A few days ago, I was asked a question about what to do if the project uses Mysql database and the access pressure of the database is too high. I answered that the first step is to increase the cache, such as redis cache database, to reduce the pressure. The second step is to limit the flow and use Hystix to control the flow of requests. Using the rabbitMq peak clipping, let part of check, part after the check, if the above doesn’t work, that is about to consider to use no database.

For example, if noSQL database is fast, it uses an inverted index. For example, if noSQL database is fast, it uses an inverted index.

If you think about how mysql is a relational database, it looks up the data, it looks up the table, its table is a B+ tree, and then it looks up the data that we want to look up in that B+ tree, and we call the data that we want to look up a keyword, We know that the data structure of B+ tree will optimize the time complexity of search to logn, which is the optimal way based on the search through the index, but it is obviously insufficient for a large amount of data. The data structure of inverted index can satisfy our query. It is searched by keyword and file mapping (this file can be understood as mysql table). We know that the time complexity of Map mapping is O1, so it is of course faster.

So how did he do that? What is his data structure?

Let’s look at a word-document matrix

This matrix diagram shows the relationship between terms and documents, through which inverted indexes are implemented

The following are the basic concepts of inverted indexes

Document: The general search engine processing object is the Internet web page, while the concept of Document is broader, representing the storage object in the form of text, compared with the web page, covering more forms, such as Word, PDF, HTML, XML and other files in different formats can be called documents. An email, a text message, a tweet can also be called a document. Throughout the rest of this book, documents are often used to represent textual information. Document Collection: A Collection composed of several documents is called a Document Collection. For example, the vast number of Web pages on the Internet or the large number of e-mails are concrete examples of document collections.

The reference Document (the Document ID) : in the search engine inside, each Document in the Document collection will be given a unique internal number, this number as a unique identifier for this Document, so convenient internal processing, the interior of the each Document number is called “Document number”, later DocID is sometimes used to easily represent the Document number.

Word ID: Similar to document ID, a search engine internally uses a unique number to represent a Word, which can be used as a unique representation of a Word.

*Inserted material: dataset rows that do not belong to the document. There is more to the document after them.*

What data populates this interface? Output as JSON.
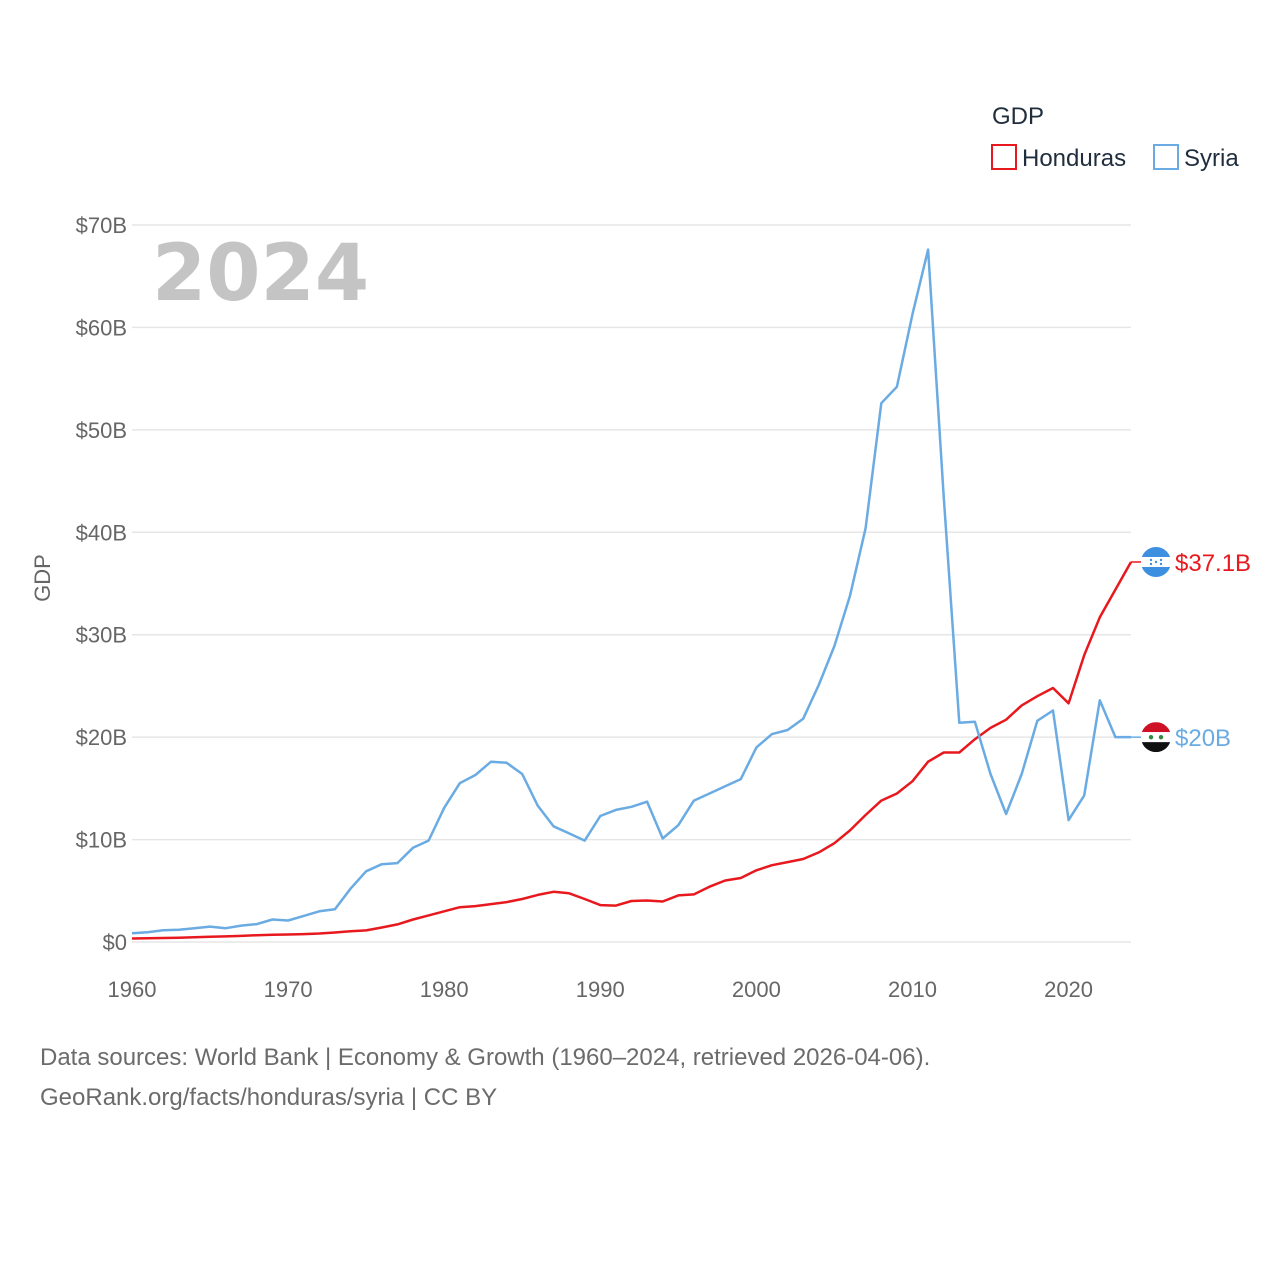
{
  "chart_data": {
    "type": "line",
    "title": "GDP",
    "ylabel": "GDP",
    "xlabel": "",
    "year_label": "2024",
    "xlim": [
      1960,
      2024
    ],
    "ylim": [
      0,
      70
    ],
    "x_ticks": [
      1960,
      1970,
      1980,
      1990,
      2000,
      2010,
      2020
    ],
    "y_ticks": [
      {
        "value": 0,
        "label": "$0"
      },
      {
        "value": 10,
        "label": "$10B"
      },
      {
        "value": 20,
        "label": "$20B"
      },
      {
        "value": 30,
        "label": "$30B"
      },
      {
        "value": 40,
        "label": "$40B"
      },
      {
        "value": 50,
        "label": "$50B"
      },
      {
        "value": 60,
        "label": "$60B"
      },
      {
        "value": 70,
        "label": "$70B"
      }
    ],
    "x": [
      1960,
      1961,
      1962,
      1963,
      1964,
      1965,
      1966,
      1967,
      1968,
      1969,
      1970,
      1971,
      1972,
      1973,
      1974,
      1975,
      1976,
      1977,
      1978,
      1979,
      1980,
      1981,
      1982,
      1983,
      1984,
      1985,
      1986,
      1987,
      1988,
      1989,
      1990,
      1991,
      1992,
      1993,
      1994,
      1995,
      1996,
      1997,
      1998,
      1999,
      2000,
      2001,
      2002,
      2003,
      2004,
      2005,
      2006,
      2007,
      2008,
      2009,
      2010,
      2011,
      2012,
      2013,
      2014,
      2015,
      2016,
      2017,
      2018,
      2019,
      2020,
      2021,
      2022,
      2023,
      2024
    ],
    "series": [
      {
        "name": "Honduras",
        "color": "#e8191e",
        "end_label": "$37.1B",
        "flag": "honduras-flag",
        "values": [
          0.34,
          0.36,
          0.39,
          0.42,
          0.46,
          0.51,
          0.55,
          0.6,
          0.66,
          0.7,
          0.73,
          0.77,
          0.83,
          0.93,
          1.05,
          1.13,
          1.42,
          1.72,
          2.2,
          2.6,
          3.0,
          3.4,
          3.5,
          3.7,
          3.9,
          4.2,
          4.6,
          4.9,
          4.75,
          4.2,
          3.6,
          3.55,
          4.0,
          4.05,
          3.95,
          4.55,
          4.65,
          5.4,
          6.0,
          6.25,
          7.0,
          7.5,
          7.8,
          8.1,
          8.75,
          9.65,
          10.9,
          12.4,
          13.8,
          14.5,
          15.7,
          17.6,
          18.5,
          18.5,
          19.8,
          20.9,
          21.7,
          23.1,
          24.0,
          24.8,
          23.3,
          28.0,
          31.7,
          34.4,
          37.1
        ]
      },
      {
        "name": "Syria",
        "color": "#6aabe3",
        "end_label": "$20B",
        "flag": "syria-flag",
        "values": [
          0.86,
          0.95,
          1.15,
          1.2,
          1.35,
          1.5,
          1.35,
          1.6,
          1.75,
          2.2,
          2.1,
          2.55,
          3.0,
          3.2,
          5.2,
          6.9,
          7.6,
          7.7,
          9.2,
          9.9,
          13.1,
          15.5,
          16.3,
          17.6,
          17.5,
          16.4,
          13.3,
          11.3,
          10.6,
          9.9,
          12.3,
          12.9,
          13.2,
          13.7,
          10.1,
          11.4,
          13.8,
          14.5,
          15.2,
          15.9,
          19.0,
          20.3,
          20.7,
          21.8,
          25.1,
          28.9,
          33.8,
          40.4,
          52.6,
          54.2,
          61.3,
          67.6,
          43.5,
          21.4,
          21.5,
          16.4,
          12.5,
          16.4,
          21.6,
          22.6,
          11.9,
          14.3,
          23.6,
          20.0,
          20.0
        ]
      }
    ],
    "legend": {
      "title": "GDP",
      "position": "top-right"
    }
  },
  "footer": {
    "line1": "Data sources: World Bank | Economy & Growth (1960–2024, retrieved 2026-04-06).",
    "line2": "GeoRank.org/facts/honduras/syria | CC BY"
  }
}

Inverted Index: Inverted Index is a concrete form of storage that implements a “word-document matrix”, by which a list of documents containing a word can be quickly obtained by Inverted Index. The inverted index consists of two main parts: “word dictionary” and “inverted file”.

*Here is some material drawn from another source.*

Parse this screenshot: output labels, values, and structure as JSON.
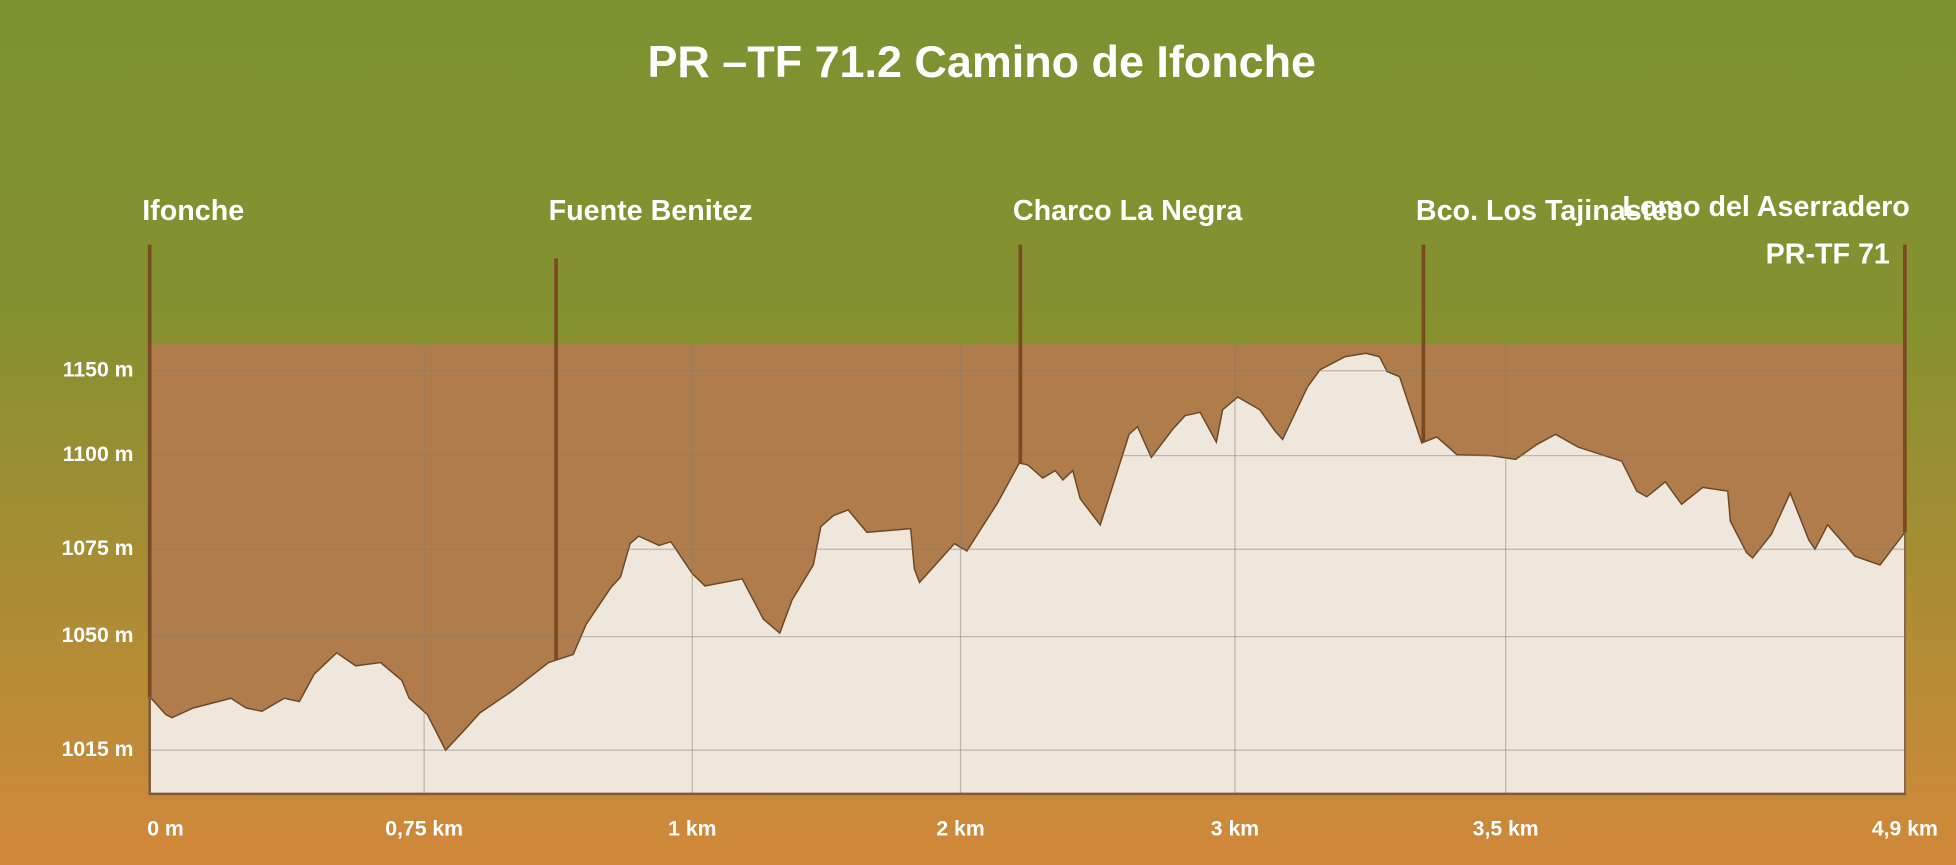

Lexicon: The usual unit of index for a search engine is a word. A Lexicon is a collection of strings made up of all the words that have ever appeared in a collection of documents. Each index entry in a Lexicon contains information about the word itself and a pointer to an inverted list.

PostingList: An inverted list is a list of all documents in which a word appears and information about where the word appears in the document. Each record is called a Posting. The inverted list tells you which documents contain a word.

Inverted files: An Inverted list of all Inverted words is often stored sequentially in a File on disk, known as an Inverted File. Inverted files are physical files that store Inverted indexes.

Now that we understand the concept, let’s look at the inverted index in detail through the diagram

The figure above shows the document number and content

Above is took out the document content words in the article again, inverted list is stored in a collection of document number, it is will involve the participles, because the words appear in the document, how to rid of the word from the document, and you need to word segmentation and word segmentation and word segmentation operation should be to complete, This part of the specific project will be selected for word segmentation, not to say more.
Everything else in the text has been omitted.